December 2017, rev. Nov. 2018

I used to believe it's better to implement eval in Lisp. That given some core operators, the rest of Lisp could be written in itself. This is a powerful feature because it lets the programmer change the language at runtime.

Then I noticed writing eval in Lisp presents a bootstrap problem. How does eval get evaluated when eval doesn't exist yet?

Supposedly Lisp runs in a REPL: it reads (R) source code, evaluates (E) the source code with eval, prints (P) the results, and then loops (L) to do the same thing again. How did eval get there? If eval will be written in Lisp as a function and therefore doesn't exist yet, how is eval already part of the REPL?

What evaluates eval is something else that came to life before the REPL and before eval: there is a pre-eval.

Pre-eval is what evaluates the language core operators. There is some part of the language that says, more or less, if I get as input (def eval ...) I'm going to create a function called eval. If I get (= x 1) I'm going to create a variable called x. It's impossible to write eval without pre-eval.

Here's an example Lisp that writes eval as a function. The language core doesn't have a built-in REPL but instead runs only one expression and then exits. Since there's no REPL yet, there's no ability to loop over expressions, so the REPL has to be written in a single expression:

(list (def eval ...) (loop (print (eval (read)))))

To evaluate list, Lisp needs pre-eval. Irrespective of the language used to write the REPL, be it C or Lisp, eval depends on pre-eval.

Read Depends On Pre-Read

The trail of dependencies in the REPL grows longer once we notice that computation doesn't begin at eval but at read. Eval depends on read.

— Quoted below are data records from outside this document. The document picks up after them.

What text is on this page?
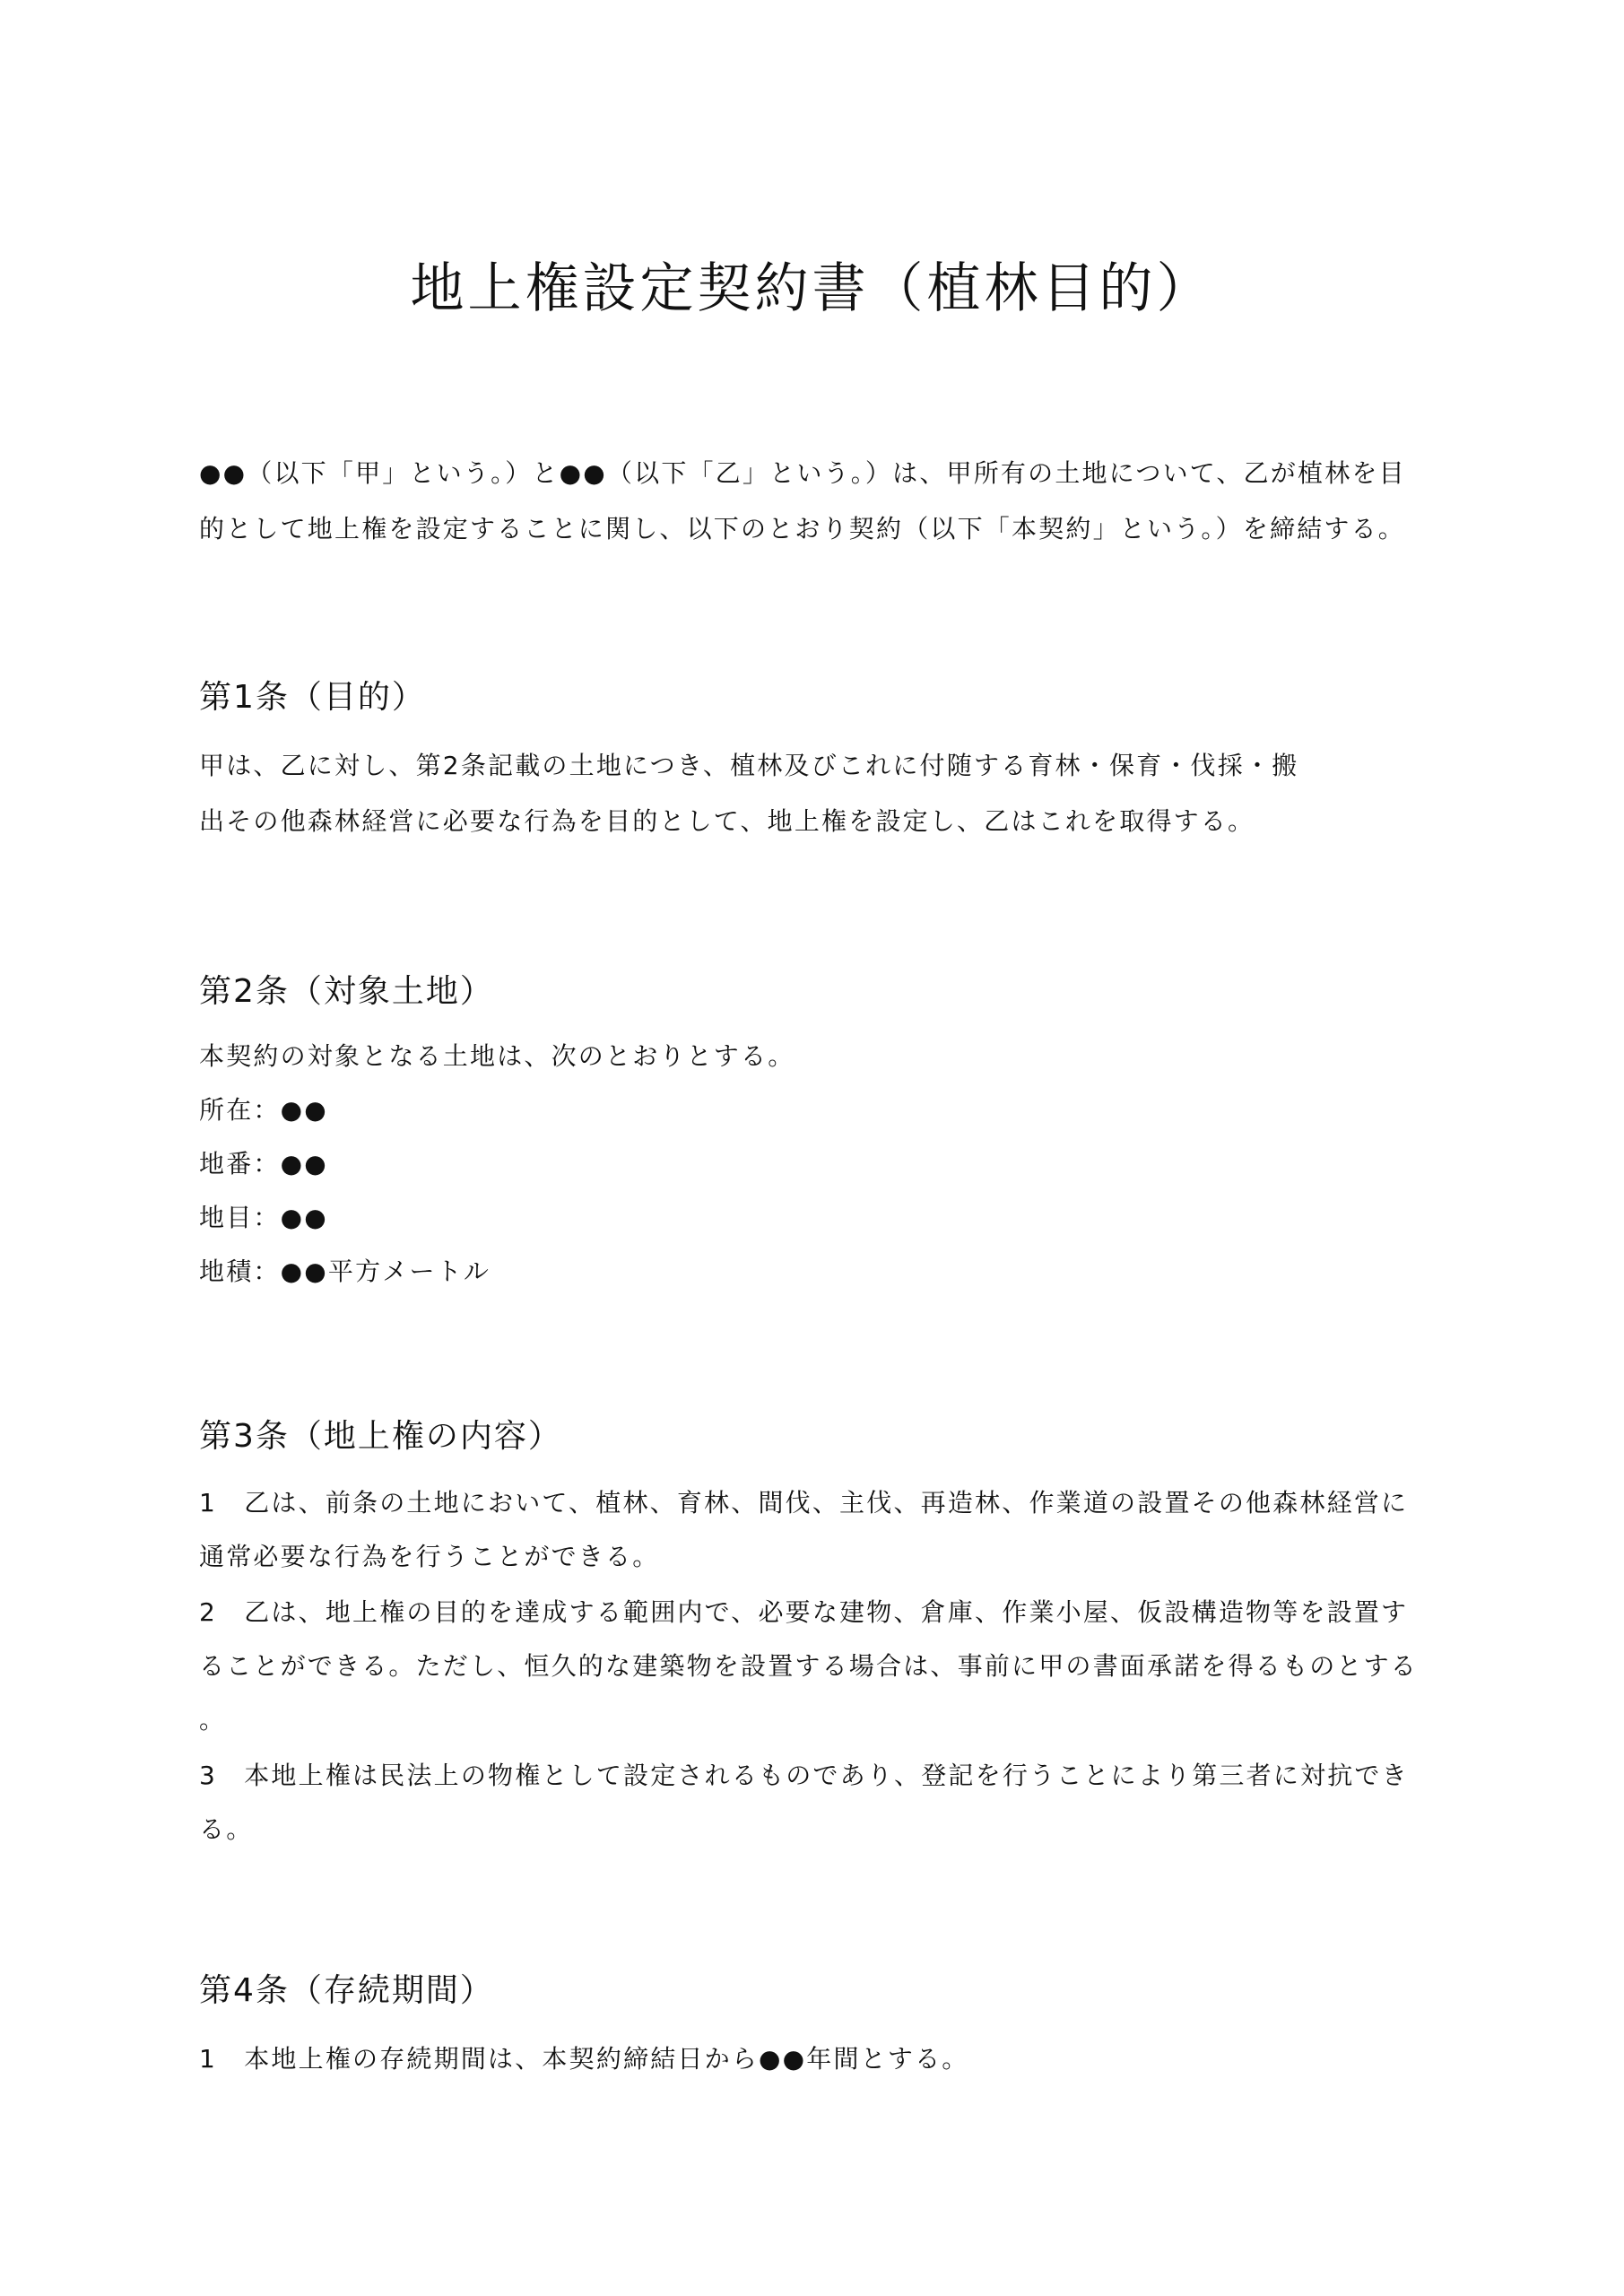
地上権設定契約書（植林目的）
●●（以下「甲」という。）と●●（以下「乙」という。）は、甲所有の土地について、乙が植林を目
的として地上権を設定することに関し、以下のとおり契約（以下「本契約」という。）を締結する。
第1条（目的）
甲は、乙に対し、第2条記載の土地につき、植林及びこれに付随する育林・保育・伐採・搬
出その他森林経営に必要な行為を目的として、地上権を設定し、乙はこれを取得する。
第2条（対象土地）
本契約の対象となる土地は、次のとおりとする。
所在：●●
地番：●●
地目：●●
地積：●●平方メートル
第3条（地上権の内容）
1　乙は、前条の土地において、植林、育林、間伐、主伐、再造林、作業道の設置その他森林経営に
通常必要な行為を行うことができる。
2　乙は、地上権の目的を達成する範囲内で、必要な建物、倉庫、作業小屋、仮設構造物等を設置す
ることができる。ただし、恒久的な建築物を設置する場合は、事前に甲の書面承諾を得るものとする
。
3　本地上権は民法上の物権として設定されるものであり、登記を行うことにより第三者に対抗でき
る。
第4条（存続期間）
1　本地上権の存続期間は、本契約締結日から●●年間とする。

Imagine the following Lisp that has no built-in REPL and as a result must implement a REPL outside the language core:

(list (read))

If read is a built-in operator that reads data from the input stream, what reads list which came before it? What reads the first (?

What's really going on is that Lisp uses a built-in pre-read. Pre-read is what reads input from the input stream and tells apart lists from atoms (lists contain parentheses). It also tells apart strings from symbols (strings are within double quotes), numbers from decimals (decimals contain a dot), numbers from strings, etc. Pre-read reads before finding read, the operator that reads.

One surprise here is that internally the built-in pre-read contains a loop too. The loop isn't only in the REPL. To read an entire string, for example, pre-read must keep reading characters one by one until it finds the ending double quote. In principle read can be implemented as a function in Lisp that calls read-char, a built-in operator that reads a character at a time, similar to getc() in the C library. But something else must have come to life to read this function before being able to use it. That's pre-read.

Pre-read has an additional twist. Pre-read can only call functions that don't need eval. If a Lisp is designed to have reader macros, when pre-read detects a matching character it must call a corresponding function for it. Since eval doesn't exist yet, this function must not need eval. Or if it needs eval, reader macros can be used only after eval has been defined as a function.

See the dependencies? If Lisp is designed with the REPL baked in the core, then it's impossible to have a clean separation between read, eval, print, and loop. Eval depends on pre-eval which depends on pre-read which may need eval. There's a circular dependency.

Given these limitations, how could one define the hypothetically clean and maximally rewritable Lisp, the Lisp that keeps the REPL phases separate and outside the language core?

One way is to process with pre-read and pre-eval only one expression, as shown in the list example earlier, and let the first few subexpressions inside the expression have fewer features:

Define read as a function but without support for reader macros or read-syntax, define eval as a function, then define any reader macros or read-syntax, then redefine read with support for reader macros or read-syntax, and then define the REPL, all within a single list block that is read by pre-read and evaluated by pre-eval.

I hope this isn't too hygienic of a way to build a REPL.